National Parks for New Audiences

  • In “National Parks for New Audiences,” authors Cosset and Chalana write that “professional interpretation thus remains the agency’s most potentially dynamic instructive tool.” This conclusion reflects a decades-long sentiment, articulated by NPS Director of Research and Education Verne Chatelain in 1936:
There is no more effective way of teaching history to the average American than to take him to the site on which some great historic event has occurred, and there to give him an understanding and feeling of that event through the medium of contact with the site itself, and the story that goes along with it.
  • “Average American” . . . This key phrase in Chatelain’s quote strikes at the heart of the debate on how best to teach historical thinking and present historical narratives. If the target audience is an “average American” then who and what groups of people are considered “average” or “American”? Has the NPS, which is admittedly majority-white both in terms of staff and visitors, created a narrative reinforces a particular point of view.
  • For example, the Whitman massacre site is, as the authors point out, “unabashedly sympathetic to the settlers,” and blames the “horrid butchery” on “remorseless savages.” The choice of words, and loaded words at that,  is particularly interesting. The use of adjectives such as “horrid” and “remorseless” attached to the nouns “butchery” and “savages” paints an unmistakable picture and sends a clear message to readers/visitors. Many times bias is subtle; here it is not. Trained historians can see right through it, and in fact, the blatant bias reflects an overcompensation that makes me question the entire event and circumstances surrounding it.
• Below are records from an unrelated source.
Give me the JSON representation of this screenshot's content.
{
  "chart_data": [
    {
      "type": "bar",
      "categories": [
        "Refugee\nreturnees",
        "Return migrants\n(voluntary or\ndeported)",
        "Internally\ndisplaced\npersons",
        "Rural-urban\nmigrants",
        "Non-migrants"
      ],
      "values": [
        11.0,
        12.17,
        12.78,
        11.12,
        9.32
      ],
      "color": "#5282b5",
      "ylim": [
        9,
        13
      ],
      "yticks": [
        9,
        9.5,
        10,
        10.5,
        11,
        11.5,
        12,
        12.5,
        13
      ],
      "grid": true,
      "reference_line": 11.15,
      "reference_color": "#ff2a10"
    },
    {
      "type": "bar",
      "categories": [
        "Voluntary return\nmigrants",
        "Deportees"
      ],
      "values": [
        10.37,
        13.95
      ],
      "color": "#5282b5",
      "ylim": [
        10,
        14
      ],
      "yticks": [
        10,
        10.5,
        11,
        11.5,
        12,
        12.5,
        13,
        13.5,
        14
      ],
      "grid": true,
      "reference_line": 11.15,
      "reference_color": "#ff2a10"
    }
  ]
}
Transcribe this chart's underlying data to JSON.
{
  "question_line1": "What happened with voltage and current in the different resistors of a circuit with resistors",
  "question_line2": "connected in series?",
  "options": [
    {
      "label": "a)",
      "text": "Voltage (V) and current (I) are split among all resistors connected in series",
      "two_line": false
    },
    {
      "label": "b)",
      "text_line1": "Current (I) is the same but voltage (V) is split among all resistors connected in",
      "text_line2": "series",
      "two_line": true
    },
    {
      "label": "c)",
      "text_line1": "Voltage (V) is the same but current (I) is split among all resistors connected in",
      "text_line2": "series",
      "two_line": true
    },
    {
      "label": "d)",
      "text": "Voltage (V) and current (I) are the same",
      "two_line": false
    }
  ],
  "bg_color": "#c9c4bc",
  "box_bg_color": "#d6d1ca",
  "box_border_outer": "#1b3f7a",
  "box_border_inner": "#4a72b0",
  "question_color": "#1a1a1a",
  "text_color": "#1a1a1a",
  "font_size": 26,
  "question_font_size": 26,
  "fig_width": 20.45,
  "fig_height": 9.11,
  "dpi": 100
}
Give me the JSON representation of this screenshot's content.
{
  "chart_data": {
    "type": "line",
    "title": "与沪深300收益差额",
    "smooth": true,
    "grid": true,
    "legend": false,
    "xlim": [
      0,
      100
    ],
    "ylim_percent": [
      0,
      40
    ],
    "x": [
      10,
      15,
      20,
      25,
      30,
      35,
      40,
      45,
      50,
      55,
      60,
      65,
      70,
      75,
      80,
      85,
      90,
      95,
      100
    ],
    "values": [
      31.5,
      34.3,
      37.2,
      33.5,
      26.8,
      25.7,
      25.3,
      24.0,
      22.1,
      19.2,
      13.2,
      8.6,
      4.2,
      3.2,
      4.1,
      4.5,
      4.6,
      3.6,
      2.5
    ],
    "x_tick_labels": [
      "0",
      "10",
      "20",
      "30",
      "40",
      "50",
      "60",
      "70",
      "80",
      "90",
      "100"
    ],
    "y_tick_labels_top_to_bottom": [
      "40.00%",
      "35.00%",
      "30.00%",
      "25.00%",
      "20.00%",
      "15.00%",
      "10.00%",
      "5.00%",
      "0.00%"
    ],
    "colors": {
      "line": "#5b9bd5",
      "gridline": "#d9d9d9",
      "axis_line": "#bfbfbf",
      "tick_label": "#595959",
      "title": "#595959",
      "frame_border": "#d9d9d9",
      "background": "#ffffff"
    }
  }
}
If the NPS hopes to attract a more diverse audience and to present a more authentic version of past events in American history, then they should strive to do the following:
  1.  Inventory, audit, and edit all existing text at historical sites, parks, and locations.
  2.  Avoid assigning blame or credit
  3.  Provide context
  4.  Use neutral language
  5.  Present both sides of any “story” represented at NPS sites
  6.  Provide questions that guide visitors and allow for a more personalized journey
  7.  Create a digital infrastructure that groups NPS sites thematically or geographically — encouraging visitors to not only enjoy one site but to seek out others that are similar (either via topic or location)
  8.  Seek creative common “bonds” between historic events or people with potential present-day audiences (ex. adventure, illness, animals, occupations, family, money). In other words, make history relevant.
  • It appears as though the NPS is striving to do all of the above. In its film and through its website and physical site they have provided context, presented the native side of the story, and have created exhibited that provide a journey-like experience. At the San Juan Island they have also sought to encourage visitor engagement and ownership through crowdsourcing and social media projects to help with identification. Still, Whitman Mission and San Juan State Island site texts often takes a sensationalized tone with not-so-subtle hints of white bias. It is encouraging to see change and the modernization of NPS sites, and we should recognize that change takes time. In many ways, the mere publication of this article is an acknowledgement of the need for change. And that is a good thing.
  • Going forward, government and non-profit sites must continue to seek a balance that encourages digital and physical visitors to their site.  They must seek to engage audiences through programs that entertain but do not abandon scholarship. They must streamline the experience so that audiences are not confused while also complicating existing narratives that exclude or oversimplify. Historians will be key to this movement. History educators will also play a major role in making NPS sites meaningful and relevant to students. All the while, we must keep “average Americans” in mind.